Queen’s Horse Disqualified

BHA Takes Hard Line

HRH Queen Elizabeth’s filly Estimate, trained by Sir Michael Stoute, finished second in the 2014 running of the Gold Cup at Royal Ascot in June.  Shortly after, it was announced that Estimate, along with 7 other horses, had tested positive for morphine after eating contaminated feed.  The BHA has concluded its hearing against seven of the eight horses and on Thursday, 25 September announced that the Queen’s filly has been disqualified and stripped of the £80,625 prize-money for her June Gold Cup effort.

As a result of Estimate’s Gold Cup disqualification, Missunited has been promoted to second, Brown Panther third and Simenon fourth.

Estimate’s stablemate Russian Realm was also disqualified from the Buckingham Palace Stakes where he finished unplaced.

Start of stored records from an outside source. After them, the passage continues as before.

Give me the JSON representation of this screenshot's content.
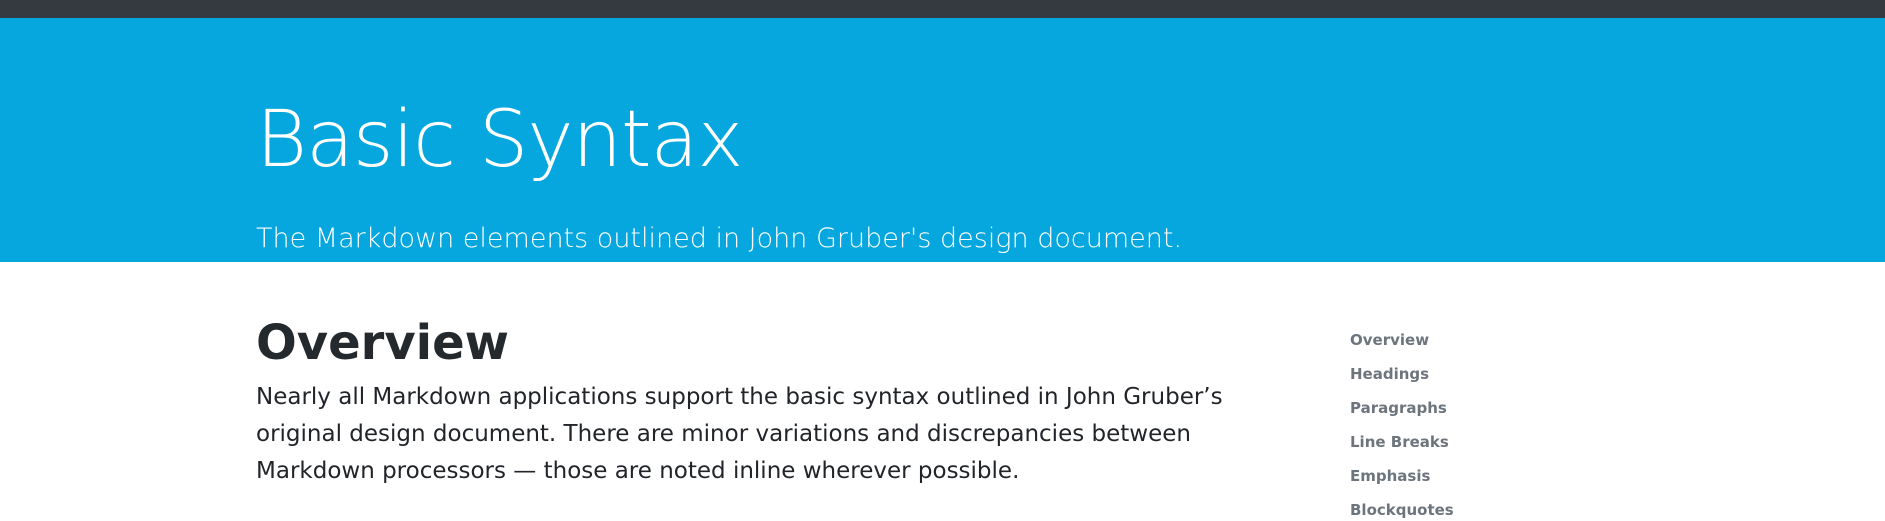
{
  "hero": {
    "title": "Basic Syntax",
    "subtitle": "The Markdown elements outlined in John Gruber's design document."
  },
  "overview": {
    "heading": "Overview",
    "body": "Nearly all Markdown applications support the basic syntax outlined in John Gruber’s original design document. There are minor variations and discrepancies between Markdown processors — those are noted inline wherever possible."
  },
  "toc": {
    "items": [
      {
        "label": "Overview"
      },
      {
        "label": "Headings"
      },
      {
        "label": "Paragraphs"
      },
      {
        "label": "Line Breaks"
      },
      {
        "label": "Emphasis"
      },
      {
        "label": "Blockquotes"
      }
    ]
  },
  "colors": {
    "topbar": "#343a40",
    "hero_background": "#05a7de",
    "hero_text": "#ffffff",
    "heading_text": "#24292e",
    "body_text": "#212529",
    "toc_link": "#6c757d"
  }
}
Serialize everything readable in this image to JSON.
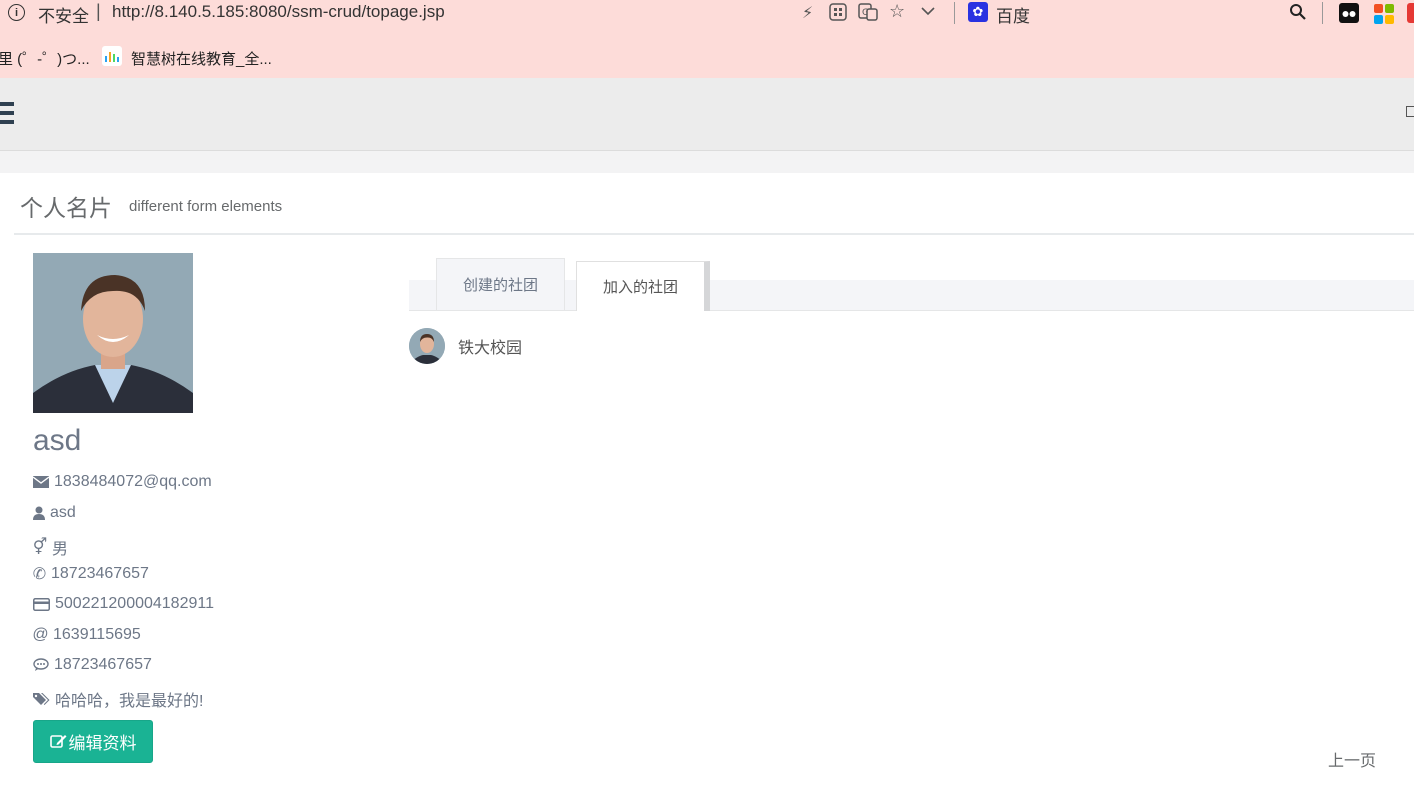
{
  "browser": {
    "insecure_label": "不安全",
    "url": "http://8.140.5.185:8080/ssm-crud/topage.jsp",
    "search_engine": "百度"
  },
  "bookmarks": [
    {
      "label": "里 (゜-゜)つ..."
    },
    {
      "label": "智慧树在线教育_全..."
    }
  ],
  "page": {
    "title": "个人名片",
    "subtitle": "different form elements"
  },
  "profile": {
    "name": "asd",
    "email": "1838484072@qq.com",
    "username": "asd",
    "gender": "男",
    "phone": "18723467657",
    "id_card": "500221200004182911",
    "qq": "1639115695",
    "wechat": "18723467657",
    "motto": "哈哈哈，我是最好的!",
    "edit_label": "编辑资料"
  },
  "tabs": {
    "created": "创建的社团",
    "joined": "加入的社团"
  },
  "clubs": [
    {
      "name": "铁大校园"
    }
  ],
  "pagination": {
    "prev_label": "上一页"
  },
  "colors": {
    "accent": "#1ab394",
    "browser_bar": "#fddcd9",
    "header_bg": "#ececec"
  }
}
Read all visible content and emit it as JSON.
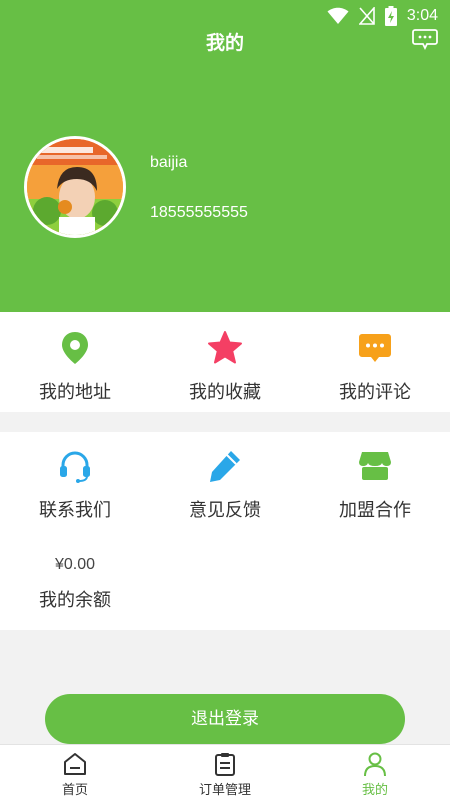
{
  "status_bar": {
    "time": "3:04"
  },
  "header": {
    "title": "我的"
  },
  "profile": {
    "username": "baijia",
    "phone": "18555555555"
  },
  "menu_row1": [
    {
      "label": "我的地址",
      "icon": "location-pin-icon",
      "color": "#67bf45"
    },
    {
      "label": "我的收藏",
      "icon": "star-icon",
      "color": "#f43f64"
    },
    {
      "label": "我的评论",
      "icon": "comment-icon",
      "color": "#f7a11a"
    }
  ],
  "menu_row2": [
    {
      "label": "联系我们",
      "icon": "headset-icon",
      "color": "#2aa7e8"
    },
    {
      "label": "意见反馈",
      "icon": "pencil-icon",
      "color": "#2aa7e8"
    },
    {
      "label": "加盟合作",
      "icon": "shop-icon",
      "color": "#67bf45"
    }
  ],
  "balance": {
    "amount": "¥0.00",
    "label": "我的余额"
  },
  "logout_label": "退出登录",
  "tabs": [
    {
      "label": "首页",
      "icon": "home-icon"
    },
    {
      "label": "订单管理",
      "icon": "clipboard-icon"
    },
    {
      "label": "我的",
      "icon": "user-icon",
      "active": true
    }
  ],
  "colors": {
    "primary": "#67bf45"
  }
}
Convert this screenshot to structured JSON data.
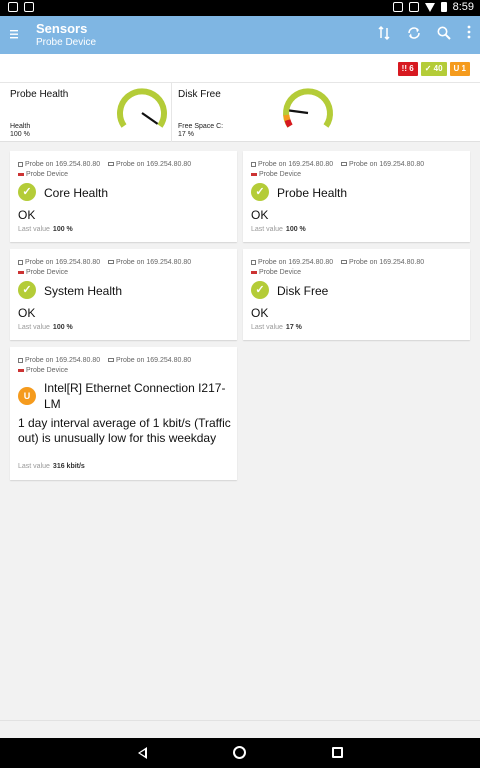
{
  "status_bar": {
    "time": "8:59"
  },
  "app_bar": {
    "title": "Sensors",
    "subtitle": "Probe Device",
    "icons": [
      "menu-icon",
      "sort-icon",
      "refresh-icon",
      "search-icon",
      "more-icon"
    ]
  },
  "badges": [
    {
      "symbol": "!!",
      "count": "6",
      "color": "#d71920"
    },
    {
      "symbol": "✓",
      "count": "40",
      "color": "#b4cc38"
    },
    {
      "symbol": "U",
      "count": "1",
      "color": "#f59b1d"
    }
  ],
  "gauges": [
    {
      "title": "Probe Health",
      "label": "Health",
      "value": "100 %",
      "percent": 100
    },
    {
      "title": "Disk Free",
      "label": "Free Space C:",
      "value": "17 %",
      "percent": 17
    }
  ],
  "cards": [
    {
      "crumb1": "Probe on 169.254.80.80",
      "crumb2": "Probe on 169.254.80.80",
      "device": "Probe Device",
      "status": "✓",
      "name": "Core Health",
      "message": "OK",
      "last_label": "Last value",
      "last_value": "100 %"
    },
    {
      "crumb1": "Probe on 169.254.80.80",
      "crumb2": "Probe on 169.254.80.80",
      "device": "Probe Device",
      "status": "✓",
      "name": "Probe Health",
      "message": "OK",
      "last_label": "Last value",
      "last_value": "100 %"
    },
    {
      "crumb1": "Probe on 169.254.80.80",
      "crumb2": "Probe on 169.254.80.80",
      "device": "Probe Device",
      "status": "✓",
      "name": "System Health",
      "message": "OK",
      "last_label": "Last value",
      "last_value": "100 %"
    },
    {
      "crumb1": "Probe on 169.254.80.80",
      "crumb2": "Probe on 169.254.80.80",
      "device": "Probe Device",
      "status": "✓",
      "name": "Disk Free",
      "message": "OK",
      "last_label": "Last value",
      "last_value": "17 %"
    },
    {
      "crumb1": "Probe on 169.254.80.80",
      "crumb2": "Probe on 169.254.80.80",
      "device": "Probe Device",
      "status": "U",
      "name": "Intel[R] Ethernet Connection I217-LM",
      "message": "1 day interval average of 1 kbit/s (Traffic out) is unusually low for this weekday",
      "last_label": "Last value",
      "last_value": "316 kbit/s"
    }
  ]
}
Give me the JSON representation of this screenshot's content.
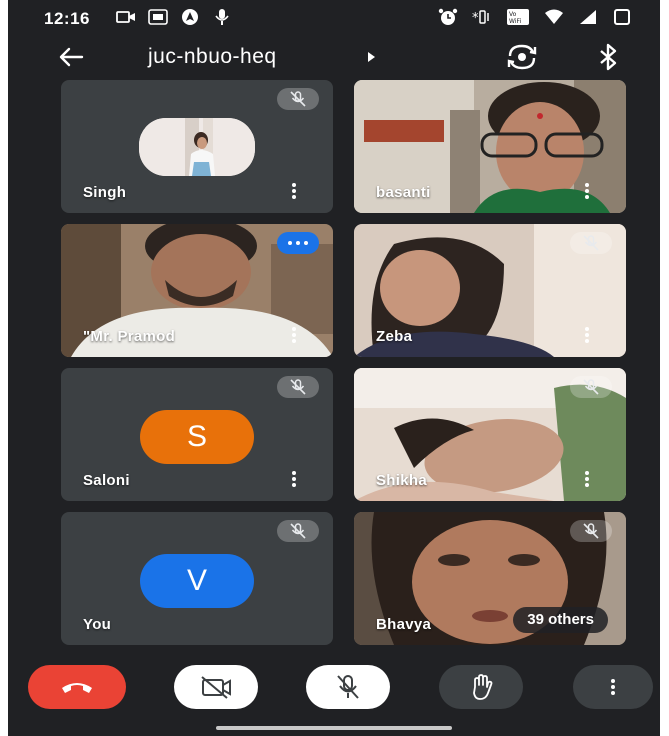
{
  "status_bar": {
    "time": "12:16",
    "left_icons": [
      "video-call-icon",
      "screen-record-icon",
      "navigation-app-icon",
      "mic-icon"
    ],
    "right_icons": [
      "alarm-icon",
      "vibrate-icon",
      "volte-wifi-icon",
      "wifi-icon",
      "signal-icon",
      "battery-icon"
    ]
  },
  "header": {
    "meeting_code": "juc-nbuo-heq",
    "icons": [
      "back-arrow-icon",
      "chevron-right-icon",
      "switch-camera-icon",
      "bluetooth-icon"
    ]
  },
  "participants": [
    {
      "name": "Singh",
      "type": "photo-avatar",
      "muted": true
    },
    {
      "name": "basanti",
      "type": "video",
      "muted": false
    },
    {
      "name": "\"Mr. Pramod",
      "type": "video",
      "speaking": true
    },
    {
      "name": "Zeba",
      "type": "video",
      "muted": true
    },
    {
      "name": "Saloni",
      "type": "letter-avatar",
      "initial": "S",
      "avatar_color": "#e8710a",
      "muted": true
    },
    {
      "name": "Shikha",
      "type": "video",
      "muted": true
    },
    {
      "name": "You",
      "type": "letter-avatar",
      "initial": "V",
      "avatar_color": "#1a73e8",
      "muted": true
    },
    {
      "name": "Bhavya",
      "type": "video",
      "muted": true
    }
  ],
  "others_count_label": "39 others",
  "controls": {
    "icons": [
      "end-call-icon",
      "camera-off-icon",
      "mic-off-icon",
      "raise-hand-icon",
      "more-vert-icon"
    ],
    "end_color": "#ea4335"
  },
  "colors": {
    "background": "#202124",
    "tile": "#3c4043",
    "speaking": "#1a73e8"
  }
}
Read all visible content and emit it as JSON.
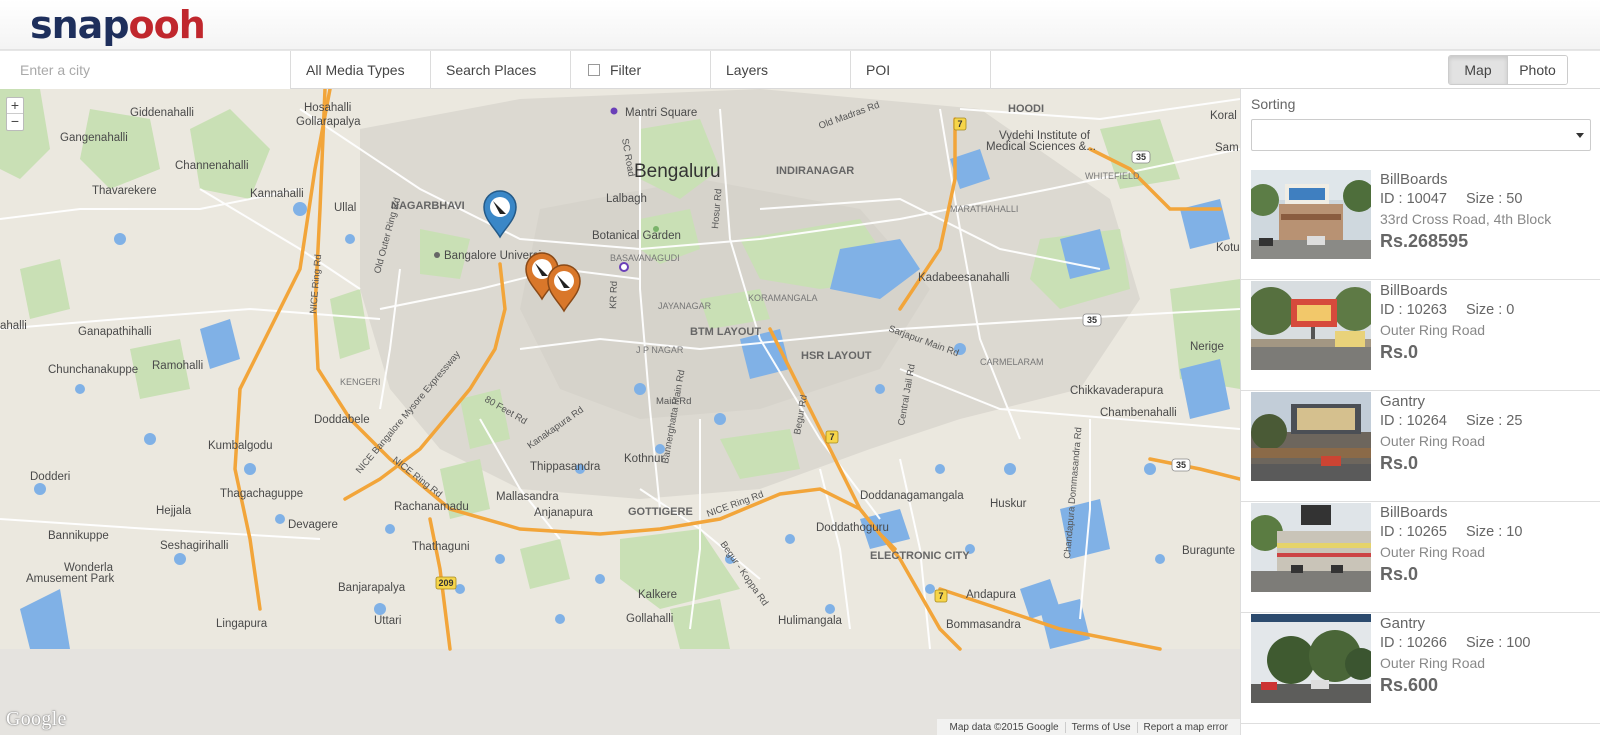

The other five horses, trained by Barry Hills, his son Charlie, Gay Kelleway and Tony Carroll, were disqualified from their respective races at the hearing on Thursday, though no penalties were brought against the trainers, with a contaminated batch of feed accepted as the reason behind the positive tests.

UK racing was rocked by the positive samples earlier this year, with the Sir Michael Stoute-trained Estimate the most high-profile horse involved. Although it is not known if connections will pursue compensation from feed suppliers Dodson & Horrell, Barry Hills confirmed he would be seeking reparations for his two disqualified winners, Soul Intent and Jolly Red Jeanz.  Speaking in Thursday’s Racing Post he said: “I’m sure there has been nothing deliberate in any of this, but trainers must look after their owners and therefore I expect we’ll all be seeking compensation on their behalf.”

Gay Kelleway has also revealed that she will be seeking damages from the feed merchant following the positive test from her Yarmouth winner Royal Alcor.

A separate case is to be heard on 16 October 2014 for Eve Johnson Houghton, the other trainer who had a runner test positive for morphine. Her case is being heard in isolation as she did not use the Dodson & Horrell product Alfalfa Oil Plus, which was found to be the source of the contamination in the other cases.

Confirming those findings, a BHA statement read: “The panel accepted that both substances [morphine and oripavine] originated from the opium poppy; the presence of oripavine being indicative that the morphine was of plant origin.”

“Dodson & Horrell Limited, the manufacturer of Alfalfa Oil Plus which was identified as the source of the morphine, confirmed that a component product used in the production of Alfalfa Oil Plus had been contaminated by poppy seeds which are naturally occurring sources of morphine and oripavine.”

“The panel therefore was satisfied that the source of the prohibited substances was a batch of feed supplement, Alfalfa Oil Plus, manufactured by Dodson & Horrell Limited.”

Jamie Stier, director of raceday operations and regulation for the BHA, added: “It was BHA’s position in the hearing that the source of the positive samples for morphine and oripavine was a contaminated batch of feed and that in the circumstances the trainers took all reasonable precautions to avoid breaching the rules of racing.”

“As such BHA submitted that no penalty should be imposed on the trainers, however, in accordance with the rules of racing, the horses involved should be disqualified from the relevant races. The disciplinary panel today agreed this position.”

“The administration of the substance was accidental and no fault of those connected to the horse but, while it is unfortunate for those involved, no other approach would be acceptable when the cornerstone of our policy is ensuring a level playing field for all participants.”

“Instances of feed batches becoming contaminated are, thankfully, very rare. It has been an unfortunate situation for those involved, especially the connections of all the horses affected. BHA has worked with the trainers and NTF throughout, as well as the feed manufacturers and their representative body the British Equine Trade Association (BETA) to control and manage the consequences of this contamination as best as possible.”

One commentator noted, “If Dick Francis had written a thriller based on the disqualification of the Queen’s Gold Cup winner after testing positive for drugs, it would have been rejected by his publisher as too fanciful.”